①重要な会計上の見積り及び当該見積りに用いた仮定

 当社の財務諸表は、わが国において一般に公正妥当と認められている会計基準に基づき作成されております。重要な会計方針については、「第5 経理の状況 1 財務諸表等 (1)財務諸表 注記事項(重要な会計方針)」に記載のとおりであります。この財務諸表の作成にあたっては、会計上の見積りを行う必要があり、経営者の会計上の見積りの判断が財政状態及び経営成績に重要な影響を及ぼす可能性があると考えております。

 

②当事業年度の経営成績等の状況に関する認識および分析・検討の内容

 当社は、セグメント情報に記載した報告セグメントのうち、クラウドによる自社ERP提供を中心とするパッケージ事業を「重点事業」と位置付け、リソースを投入して拡大成長を図る方針としております。主に顧客企業先に常駐して開発を行うシステムインテグレーション事業につきましては、常駐型ビジネスで安定的な利益を計上しつつ、Humalanceや人材紹介事業等により拡大成長を図る方針としております。
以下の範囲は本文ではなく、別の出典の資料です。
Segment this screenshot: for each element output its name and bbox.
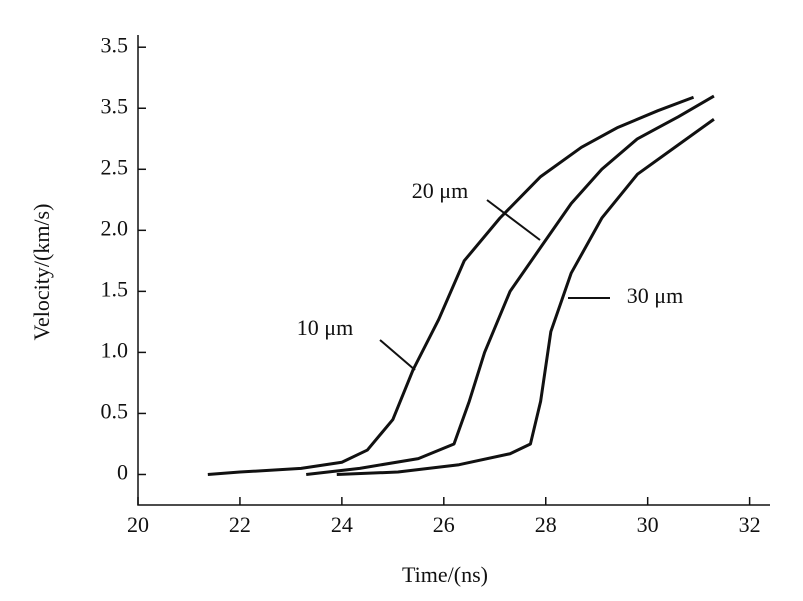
y-tick-label: 2.0 — [101, 215, 129, 240]
y-tick-label: 0 — [117, 460, 128, 485]
y-axis-label: Velocity/(km/s) — [29, 204, 54, 341]
x-tick-label: 32 — [739, 512, 761, 537]
series-label: 10 μm — [297, 315, 353, 340]
series-label: 30 μm — [627, 283, 683, 308]
x-axis-label: Time/(ns) — [402, 562, 488, 587]
x-tick-label: 28 — [535, 512, 557, 537]
leader-line — [486, 199, 541, 241]
x-tick-label: 30 — [637, 512, 659, 537]
curve — [336, 118, 715, 476]
y-tick-label: 3.5 — [101, 32, 129, 57]
curve — [207, 95, 695, 476]
x-tick-label: 20 — [127, 512, 149, 537]
curve — [306, 94, 715, 476]
y-tick-label: 0.5 — [101, 398, 129, 423]
x-tick-label: 24 — [331, 512, 353, 537]
x-tick-label: 26 — [433, 512, 455, 537]
y-tick-label: 2.5 — [101, 154, 129, 179]
x-tick-label: 22 — [229, 512, 251, 537]
series-label: 20 μm — [412, 178, 468, 203]
y-tick-label: 1.5 — [101, 276, 129, 301]
y-tick-label: 1.0 — [101, 337, 129, 362]
leader-line — [379, 339, 416, 371]
y-tick-label: 3.5 — [101, 93, 129, 118]
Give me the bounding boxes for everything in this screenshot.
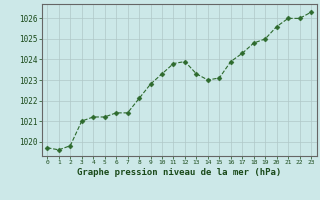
X-axis label: Graphe pression niveau de la mer (hPa): Graphe pression niveau de la mer (hPa)	[77, 168, 281, 177]
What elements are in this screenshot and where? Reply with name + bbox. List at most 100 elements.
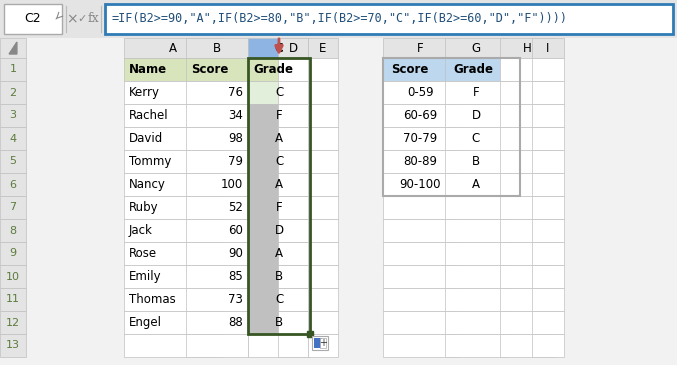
Text: C: C — [275, 86, 283, 99]
Text: G: G — [471, 42, 481, 54]
Bar — [314, 338, 322, 348]
Bar — [278, 265, 308, 288]
Bar — [383, 265, 458, 288]
Bar — [248, 104, 310, 127]
Text: 2: 2 — [9, 88, 16, 97]
Text: D: D — [288, 42, 298, 54]
Text: 6: 6 — [9, 180, 16, 189]
Bar — [124, 265, 222, 288]
Bar — [532, 58, 564, 81]
Text: F: F — [417, 42, 424, 54]
Bar — [445, 81, 507, 104]
Text: C: C — [275, 155, 283, 168]
Bar — [0, 38, 26, 58]
Text: =IF(B2>=90,"A",IF(B2>=80,"B",IF(B2>=70,"C",IF(B2>=60,"D","F")))): =IF(B2>=90,"A",IF(B2>=80,"B",IF(B2>=70,"… — [111, 12, 567, 26]
Bar — [383, 219, 458, 242]
Text: C: C — [472, 132, 480, 145]
Bar — [445, 242, 507, 265]
Bar — [532, 288, 564, 311]
Text: Rose: Rose — [129, 247, 157, 260]
Bar — [0, 311, 26, 334]
Bar — [186, 150, 248, 173]
Bar — [307, 331, 313, 337]
Text: fx: fx — [87, 12, 99, 26]
Bar — [445, 265, 507, 288]
Bar — [124, 288, 222, 311]
Bar — [278, 173, 308, 196]
Bar — [445, 173, 507, 196]
Bar — [186, 38, 248, 58]
Bar — [500, 150, 555, 173]
Bar — [0, 127, 26, 150]
Bar — [445, 150, 507, 173]
Bar — [124, 219, 222, 242]
Text: F: F — [276, 109, 282, 122]
Bar — [500, 104, 555, 127]
Bar — [383, 81, 458, 104]
Text: 34: 34 — [228, 109, 243, 122]
Bar — [248, 58, 310, 81]
Bar — [186, 173, 248, 196]
Bar — [308, 219, 338, 242]
Bar — [0, 242, 26, 265]
Text: A: A — [275, 247, 283, 260]
Bar — [105, 4, 673, 34]
Text: 90: 90 — [228, 247, 243, 260]
Text: ×: × — [66, 12, 78, 26]
Text: F: F — [276, 201, 282, 214]
Bar — [308, 38, 338, 58]
Bar — [445, 196, 507, 219]
Bar — [500, 311, 555, 334]
Bar — [0, 196, 26, 219]
Bar — [532, 265, 564, 288]
Text: Grade: Grade — [253, 63, 293, 76]
Bar — [124, 196, 222, 219]
Text: 0-59: 0-59 — [407, 86, 434, 99]
Text: 98: 98 — [228, 132, 243, 145]
Text: A: A — [275, 178, 283, 191]
Bar — [278, 81, 308, 104]
Bar — [278, 334, 308, 357]
Bar — [532, 242, 564, 265]
Text: Tommy: Tommy — [129, 155, 171, 168]
Bar — [278, 58, 308, 81]
Text: Name: Name — [129, 63, 167, 76]
Bar — [124, 38, 222, 58]
Bar — [248, 58, 310, 334]
Bar — [248, 127, 310, 150]
Bar — [0, 334, 26, 357]
Bar — [124, 127, 222, 150]
Bar — [308, 81, 338, 104]
Bar — [186, 334, 248, 357]
Bar — [124, 58, 222, 81]
Bar — [383, 196, 458, 219]
Bar — [124, 242, 222, 265]
Text: B: B — [472, 155, 480, 168]
Text: 100: 100 — [221, 178, 243, 191]
Bar — [308, 127, 338, 150]
Text: 80-89: 80-89 — [403, 155, 437, 168]
Bar — [383, 104, 458, 127]
Text: A: A — [472, 178, 480, 191]
Bar — [278, 150, 308, 173]
Bar — [0, 81, 26, 104]
Bar — [383, 127, 458, 150]
Bar — [278, 38, 308, 58]
Bar — [248, 334, 310, 357]
Bar — [308, 196, 338, 219]
Text: Thomas: Thomas — [129, 293, 176, 306]
Bar — [0, 0, 677, 38]
Bar — [445, 104, 507, 127]
Bar — [445, 219, 507, 242]
Bar — [445, 288, 507, 311]
Text: 73: 73 — [228, 293, 243, 306]
Text: Nancy: Nancy — [129, 178, 166, 191]
Text: Kerry: Kerry — [129, 86, 160, 99]
Bar — [186, 219, 248, 242]
Bar — [383, 334, 458, 357]
Bar — [532, 196, 564, 219]
Polygon shape — [9, 42, 17, 54]
Bar — [308, 242, 338, 265]
Bar — [278, 219, 308, 242]
Bar — [312, 336, 328, 350]
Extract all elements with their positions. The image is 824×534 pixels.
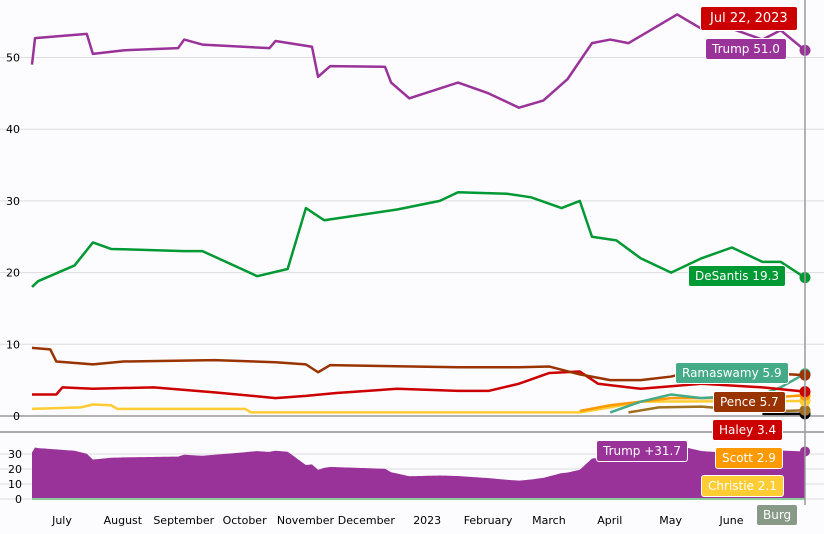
y-tick-label: 50 xyxy=(6,52,20,65)
series-label-trump: Trump 51.0 xyxy=(705,38,787,60)
series-line-desantis xyxy=(31,191,806,288)
series-label-burgum: Burg xyxy=(756,504,799,526)
y-tick-label: 30 xyxy=(6,195,20,208)
x-tick-label: April xyxy=(597,514,622,527)
series-label-haley: Haley 3.4 xyxy=(712,419,784,441)
x-tick-label: June xyxy=(719,514,744,527)
margin-y-tick-label: 30 xyxy=(8,448,22,461)
series-label-pence: Pence 5.7 xyxy=(713,391,786,413)
x-tick-label: December xyxy=(338,514,396,527)
margin-y-tick-label: 10 xyxy=(8,478,22,491)
series-label-scott: Scott 2.9 xyxy=(715,447,783,469)
x-tick-label: February xyxy=(464,514,513,527)
series-line-trump xyxy=(30,13,806,109)
series-label-christie: Christie 2.1 xyxy=(701,475,784,497)
y-tick-label: 10 xyxy=(6,338,20,351)
x-tick-label: August xyxy=(104,514,143,527)
x-tick-label: 2023 xyxy=(413,514,441,527)
y-tick-label: 0 xyxy=(13,410,20,423)
series-line-christie xyxy=(31,399,806,414)
y-tick-label: 20 xyxy=(6,267,20,280)
series-label-ramaswamy: Ramaswamy 5.9 xyxy=(675,362,789,384)
x-tick-label: October xyxy=(223,514,267,527)
x-tick-label: July xyxy=(51,514,72,527)
margin-label: Trump +31.7 xyxy=(596,440,688,462)
x-tick-label: March xyxy=(532,514,566,527)
margin-y-tick-label: 0 xyxy=(15,493,22,506)
margin-y-tick-label: 20 xyxy=(8,463,22,476)
x-tick-label: November xyxy=(277,514,335,527)
series-line-haley xyxy=(32,370,806,400)
x-tick-label: May xyxy=(659,514,682,527)
cursor-date-label: Jul 22, 2023 xyxy=(700,6,798,31)
series-label-desantis: DeSantis 19.3 xyxy=(688,265,787,287)
y-tick-label: 40 xyxy=(6,123,20,136)
x-tick-label: September xyxy=(153,514,214,527)
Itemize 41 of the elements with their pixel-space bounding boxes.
 当事業年度のパッケージ事業の売上高および利益につきましては、新規案件の受注状況はほぼ前期並みであったものの、複数のSaaS版の初期導入部分について、収益認識に関する会計基準等の適用により会計上の売上・利益を繰り延べることとなったことから、初期導入部分の売上・利益は減少しました。一方で、利益率の高い保守や追加開発に関する売上が増加したことから事業としての売上高はほぼ横ばいになり、利益は微増になったものと認識しております。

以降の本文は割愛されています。